変化したのは材料だけでなく、大日本の表記が日本国に変わっています。
昭和21年 鳳凰の図柄の50銭黄銅貨幣
この昭和21年発行の50銭は戦時中のものとは異なり、図柄や大きさ、重さなどにおいて、かなり立派な硬貨という印象です。でも発行期間はの実質は2年間で、昭和22年には一回り小さい50銭硬貨が発行されています。
材質 | 銅60%~70%、亜鉛40%~ 30% |
大きさ(径) | 23.5mm |
重さ | 4.5g |
発行期間 | 昭和21~22年(1946~1947年) |
昭和24 橘の図柄のの1円黄銅貨幣
この硬貨は現在の1円硬貨の前身なのですが、こちらの方が立派な感じです。図柄なども現在の1円に似ています。
材質 | 銅60%~70%、亜鉛40%~ 30% |
大きさ(径) | 20mm |
重さ | 3.2g |
発行期間 | 昭和23~25年(1948~1950年) |
穴なし5円黄銅貨幣(国会議事堂)
7個の硬貨以外ですが、同時期に発行された硬貨です。この硬貨を知っている人も多いと思います。なんとこの5円硬貨は現在でも使用可能な硬貨なのです。
現在はほとんど流通していませんが、私の子供の頃(昭和30~40年代)にはたまに見かけることがありました。

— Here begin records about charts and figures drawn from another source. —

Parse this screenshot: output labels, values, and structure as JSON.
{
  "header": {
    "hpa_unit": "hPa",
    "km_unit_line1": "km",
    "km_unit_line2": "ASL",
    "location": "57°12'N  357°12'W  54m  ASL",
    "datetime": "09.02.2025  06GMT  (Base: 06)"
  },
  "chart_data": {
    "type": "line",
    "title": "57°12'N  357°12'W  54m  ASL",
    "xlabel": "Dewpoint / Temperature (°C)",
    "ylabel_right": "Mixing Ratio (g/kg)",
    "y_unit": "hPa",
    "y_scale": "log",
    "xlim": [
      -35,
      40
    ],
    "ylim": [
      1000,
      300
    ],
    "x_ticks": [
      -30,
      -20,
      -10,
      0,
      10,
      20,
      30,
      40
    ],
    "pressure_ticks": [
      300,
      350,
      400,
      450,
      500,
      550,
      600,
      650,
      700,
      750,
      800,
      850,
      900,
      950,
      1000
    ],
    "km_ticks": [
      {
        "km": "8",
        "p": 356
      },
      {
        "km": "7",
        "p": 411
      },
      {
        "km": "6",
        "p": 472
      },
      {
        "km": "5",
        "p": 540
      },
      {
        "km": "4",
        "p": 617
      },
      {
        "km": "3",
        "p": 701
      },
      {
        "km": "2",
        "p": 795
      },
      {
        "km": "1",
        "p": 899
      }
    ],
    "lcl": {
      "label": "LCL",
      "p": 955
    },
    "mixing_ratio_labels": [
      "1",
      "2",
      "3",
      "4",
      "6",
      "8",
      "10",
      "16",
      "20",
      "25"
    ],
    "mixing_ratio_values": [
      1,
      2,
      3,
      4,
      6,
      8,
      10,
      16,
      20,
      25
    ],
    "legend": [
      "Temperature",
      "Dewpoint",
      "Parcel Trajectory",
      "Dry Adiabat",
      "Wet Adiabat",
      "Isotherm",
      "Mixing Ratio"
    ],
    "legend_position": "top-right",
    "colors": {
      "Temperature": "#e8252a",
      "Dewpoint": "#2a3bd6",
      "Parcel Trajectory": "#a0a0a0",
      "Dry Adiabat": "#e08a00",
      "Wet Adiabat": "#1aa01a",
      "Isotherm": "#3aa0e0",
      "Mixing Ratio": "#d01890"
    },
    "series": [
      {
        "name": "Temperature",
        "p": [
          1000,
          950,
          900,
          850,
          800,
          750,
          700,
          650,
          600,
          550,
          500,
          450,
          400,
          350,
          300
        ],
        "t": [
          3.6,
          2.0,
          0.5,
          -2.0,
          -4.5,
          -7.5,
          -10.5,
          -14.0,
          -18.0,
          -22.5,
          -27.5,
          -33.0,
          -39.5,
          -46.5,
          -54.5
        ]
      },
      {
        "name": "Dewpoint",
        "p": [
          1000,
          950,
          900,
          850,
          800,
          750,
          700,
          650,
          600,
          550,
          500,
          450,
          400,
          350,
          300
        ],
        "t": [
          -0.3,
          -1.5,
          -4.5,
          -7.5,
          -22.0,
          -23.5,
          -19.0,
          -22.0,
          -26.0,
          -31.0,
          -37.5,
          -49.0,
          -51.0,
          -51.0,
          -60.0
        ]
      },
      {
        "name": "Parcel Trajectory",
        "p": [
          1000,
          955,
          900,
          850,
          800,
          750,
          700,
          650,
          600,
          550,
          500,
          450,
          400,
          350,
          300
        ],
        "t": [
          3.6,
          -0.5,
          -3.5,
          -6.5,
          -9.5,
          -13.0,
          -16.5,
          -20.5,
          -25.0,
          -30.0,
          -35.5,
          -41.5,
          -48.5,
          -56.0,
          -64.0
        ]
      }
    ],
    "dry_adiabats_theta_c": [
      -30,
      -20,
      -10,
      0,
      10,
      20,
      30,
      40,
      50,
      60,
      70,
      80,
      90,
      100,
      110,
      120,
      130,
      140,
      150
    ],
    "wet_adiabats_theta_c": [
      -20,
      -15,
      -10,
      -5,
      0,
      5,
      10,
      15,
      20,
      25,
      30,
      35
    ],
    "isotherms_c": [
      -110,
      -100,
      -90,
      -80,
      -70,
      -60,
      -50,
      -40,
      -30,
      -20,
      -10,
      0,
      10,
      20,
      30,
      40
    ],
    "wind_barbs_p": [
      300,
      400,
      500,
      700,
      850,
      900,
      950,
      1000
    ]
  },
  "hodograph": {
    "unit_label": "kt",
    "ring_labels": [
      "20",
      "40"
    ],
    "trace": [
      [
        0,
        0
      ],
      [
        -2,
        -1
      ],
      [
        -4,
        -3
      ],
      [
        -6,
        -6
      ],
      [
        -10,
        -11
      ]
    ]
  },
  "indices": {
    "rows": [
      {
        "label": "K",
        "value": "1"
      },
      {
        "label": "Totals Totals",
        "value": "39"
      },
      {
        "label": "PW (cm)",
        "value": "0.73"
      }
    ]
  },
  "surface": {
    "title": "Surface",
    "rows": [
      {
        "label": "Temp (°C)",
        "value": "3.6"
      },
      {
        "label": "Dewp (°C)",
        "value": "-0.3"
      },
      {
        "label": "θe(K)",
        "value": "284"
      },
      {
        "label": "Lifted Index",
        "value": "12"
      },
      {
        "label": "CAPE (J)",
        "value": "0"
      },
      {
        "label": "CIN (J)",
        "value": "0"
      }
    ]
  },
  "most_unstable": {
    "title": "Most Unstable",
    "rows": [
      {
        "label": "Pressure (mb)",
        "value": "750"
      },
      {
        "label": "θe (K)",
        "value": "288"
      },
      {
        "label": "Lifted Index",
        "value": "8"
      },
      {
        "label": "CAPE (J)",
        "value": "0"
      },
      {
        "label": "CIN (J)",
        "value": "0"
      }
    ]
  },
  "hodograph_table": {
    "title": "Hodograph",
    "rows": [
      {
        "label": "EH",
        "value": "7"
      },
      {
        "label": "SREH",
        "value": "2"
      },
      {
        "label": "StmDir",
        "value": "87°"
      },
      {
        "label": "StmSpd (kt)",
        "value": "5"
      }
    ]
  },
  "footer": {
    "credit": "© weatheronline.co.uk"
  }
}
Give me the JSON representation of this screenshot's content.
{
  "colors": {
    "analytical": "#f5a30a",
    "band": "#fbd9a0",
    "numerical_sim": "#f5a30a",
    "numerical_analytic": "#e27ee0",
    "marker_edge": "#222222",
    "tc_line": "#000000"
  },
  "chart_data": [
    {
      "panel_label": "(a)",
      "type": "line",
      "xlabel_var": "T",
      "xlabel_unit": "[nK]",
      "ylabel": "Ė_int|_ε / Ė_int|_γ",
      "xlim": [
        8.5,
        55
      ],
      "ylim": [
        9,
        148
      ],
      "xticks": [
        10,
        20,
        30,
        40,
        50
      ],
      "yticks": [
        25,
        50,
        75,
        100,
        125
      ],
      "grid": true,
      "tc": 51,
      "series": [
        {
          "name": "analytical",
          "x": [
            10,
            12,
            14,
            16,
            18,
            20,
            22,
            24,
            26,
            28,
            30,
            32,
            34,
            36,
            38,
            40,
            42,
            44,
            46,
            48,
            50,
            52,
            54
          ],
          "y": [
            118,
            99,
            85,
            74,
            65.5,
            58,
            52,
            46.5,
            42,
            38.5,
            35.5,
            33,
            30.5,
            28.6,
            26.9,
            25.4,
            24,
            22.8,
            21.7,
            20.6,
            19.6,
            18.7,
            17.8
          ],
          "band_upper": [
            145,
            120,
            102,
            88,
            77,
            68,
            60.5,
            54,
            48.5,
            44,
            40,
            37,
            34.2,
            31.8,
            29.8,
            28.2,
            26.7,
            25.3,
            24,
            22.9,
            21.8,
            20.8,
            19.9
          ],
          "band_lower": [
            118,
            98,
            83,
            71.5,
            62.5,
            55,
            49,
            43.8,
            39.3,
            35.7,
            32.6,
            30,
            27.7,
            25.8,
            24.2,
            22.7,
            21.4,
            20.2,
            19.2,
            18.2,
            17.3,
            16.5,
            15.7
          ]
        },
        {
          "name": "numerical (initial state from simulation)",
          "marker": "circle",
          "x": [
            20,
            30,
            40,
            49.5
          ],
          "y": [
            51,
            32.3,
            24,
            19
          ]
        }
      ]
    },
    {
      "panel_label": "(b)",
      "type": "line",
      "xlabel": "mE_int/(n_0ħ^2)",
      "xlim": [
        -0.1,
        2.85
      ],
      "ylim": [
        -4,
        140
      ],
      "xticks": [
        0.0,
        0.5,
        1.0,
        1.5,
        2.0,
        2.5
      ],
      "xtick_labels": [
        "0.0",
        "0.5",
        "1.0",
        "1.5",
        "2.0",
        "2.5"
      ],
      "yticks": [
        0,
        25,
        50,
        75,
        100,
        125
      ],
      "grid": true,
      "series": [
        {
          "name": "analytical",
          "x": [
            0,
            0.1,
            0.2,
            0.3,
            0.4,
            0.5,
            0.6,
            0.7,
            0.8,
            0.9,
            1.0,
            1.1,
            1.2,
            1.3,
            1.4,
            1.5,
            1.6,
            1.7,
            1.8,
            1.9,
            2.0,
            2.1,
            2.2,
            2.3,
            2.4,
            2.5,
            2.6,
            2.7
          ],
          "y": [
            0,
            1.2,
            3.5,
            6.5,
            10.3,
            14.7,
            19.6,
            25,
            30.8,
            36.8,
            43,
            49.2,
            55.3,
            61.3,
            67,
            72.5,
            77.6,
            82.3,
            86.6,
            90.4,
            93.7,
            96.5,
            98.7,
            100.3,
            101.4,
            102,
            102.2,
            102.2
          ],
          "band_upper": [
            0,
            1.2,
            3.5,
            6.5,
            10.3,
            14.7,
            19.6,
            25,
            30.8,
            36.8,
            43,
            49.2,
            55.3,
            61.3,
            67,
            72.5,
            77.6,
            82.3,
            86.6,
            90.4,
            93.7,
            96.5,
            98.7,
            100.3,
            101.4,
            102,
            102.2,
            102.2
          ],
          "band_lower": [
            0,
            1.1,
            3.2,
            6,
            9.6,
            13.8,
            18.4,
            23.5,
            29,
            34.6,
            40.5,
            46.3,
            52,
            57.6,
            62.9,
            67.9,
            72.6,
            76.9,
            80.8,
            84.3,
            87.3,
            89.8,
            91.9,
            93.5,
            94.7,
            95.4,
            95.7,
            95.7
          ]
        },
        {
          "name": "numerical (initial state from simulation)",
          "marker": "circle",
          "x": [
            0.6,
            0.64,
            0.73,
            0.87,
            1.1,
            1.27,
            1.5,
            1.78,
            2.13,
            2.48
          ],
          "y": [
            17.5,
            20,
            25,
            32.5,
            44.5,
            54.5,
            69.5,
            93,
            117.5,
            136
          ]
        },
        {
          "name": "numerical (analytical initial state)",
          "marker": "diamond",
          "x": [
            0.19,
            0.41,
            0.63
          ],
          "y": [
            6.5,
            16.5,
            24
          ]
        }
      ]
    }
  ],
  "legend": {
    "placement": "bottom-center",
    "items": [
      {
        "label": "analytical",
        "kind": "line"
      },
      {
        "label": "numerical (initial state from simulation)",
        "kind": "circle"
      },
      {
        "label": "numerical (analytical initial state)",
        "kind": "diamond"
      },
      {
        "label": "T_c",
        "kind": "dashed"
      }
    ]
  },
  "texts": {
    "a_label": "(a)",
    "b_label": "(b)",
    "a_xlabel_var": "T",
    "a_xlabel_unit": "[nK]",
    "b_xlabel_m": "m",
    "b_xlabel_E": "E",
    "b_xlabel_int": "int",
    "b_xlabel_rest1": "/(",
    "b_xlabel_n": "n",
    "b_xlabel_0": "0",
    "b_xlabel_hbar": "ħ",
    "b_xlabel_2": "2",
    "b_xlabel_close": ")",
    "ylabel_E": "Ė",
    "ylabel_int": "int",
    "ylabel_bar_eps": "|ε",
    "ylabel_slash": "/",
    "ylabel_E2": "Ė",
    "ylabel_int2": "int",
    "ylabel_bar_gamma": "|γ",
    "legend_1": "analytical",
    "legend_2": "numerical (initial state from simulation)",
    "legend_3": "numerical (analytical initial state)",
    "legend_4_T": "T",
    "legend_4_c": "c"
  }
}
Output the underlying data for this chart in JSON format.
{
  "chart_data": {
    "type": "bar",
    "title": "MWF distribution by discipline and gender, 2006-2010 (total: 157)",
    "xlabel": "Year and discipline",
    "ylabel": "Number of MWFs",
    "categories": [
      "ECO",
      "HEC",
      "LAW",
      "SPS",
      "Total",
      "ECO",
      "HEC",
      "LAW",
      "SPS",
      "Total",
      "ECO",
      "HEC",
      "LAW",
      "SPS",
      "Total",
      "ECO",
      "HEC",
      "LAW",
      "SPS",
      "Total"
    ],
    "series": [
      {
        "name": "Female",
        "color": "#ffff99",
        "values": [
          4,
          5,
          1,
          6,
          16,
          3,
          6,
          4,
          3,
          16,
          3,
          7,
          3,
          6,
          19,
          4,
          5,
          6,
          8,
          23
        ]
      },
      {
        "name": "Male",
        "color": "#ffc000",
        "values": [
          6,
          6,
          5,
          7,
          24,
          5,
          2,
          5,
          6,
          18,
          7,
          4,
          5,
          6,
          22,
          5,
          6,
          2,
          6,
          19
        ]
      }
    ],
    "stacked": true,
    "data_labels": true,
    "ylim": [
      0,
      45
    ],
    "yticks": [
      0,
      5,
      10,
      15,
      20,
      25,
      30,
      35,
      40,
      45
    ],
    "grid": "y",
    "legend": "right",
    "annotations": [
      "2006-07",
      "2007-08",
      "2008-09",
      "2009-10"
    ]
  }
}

上記1円硬貨とこの5円硬貨はほぼ同じ発行時期ですが、この5円硬貨のみが使用可能な硬貨として残ったのは何故なのでしょうか?
材質 | 銅60%~70%、亜鉛40%~ 30% |
大きさ(径) | 22mm |
重さ | 4g |
発行期間 | 昭和23~25年(1948~1950年) |
まとめ
今回、我が家にある7個の昭和の硬貨を調べてみて、歴史が昭和の激動の歴史を少しだけ身近に感じました。
硬貨はその時代の背景を背負っていることが、よく分かりました。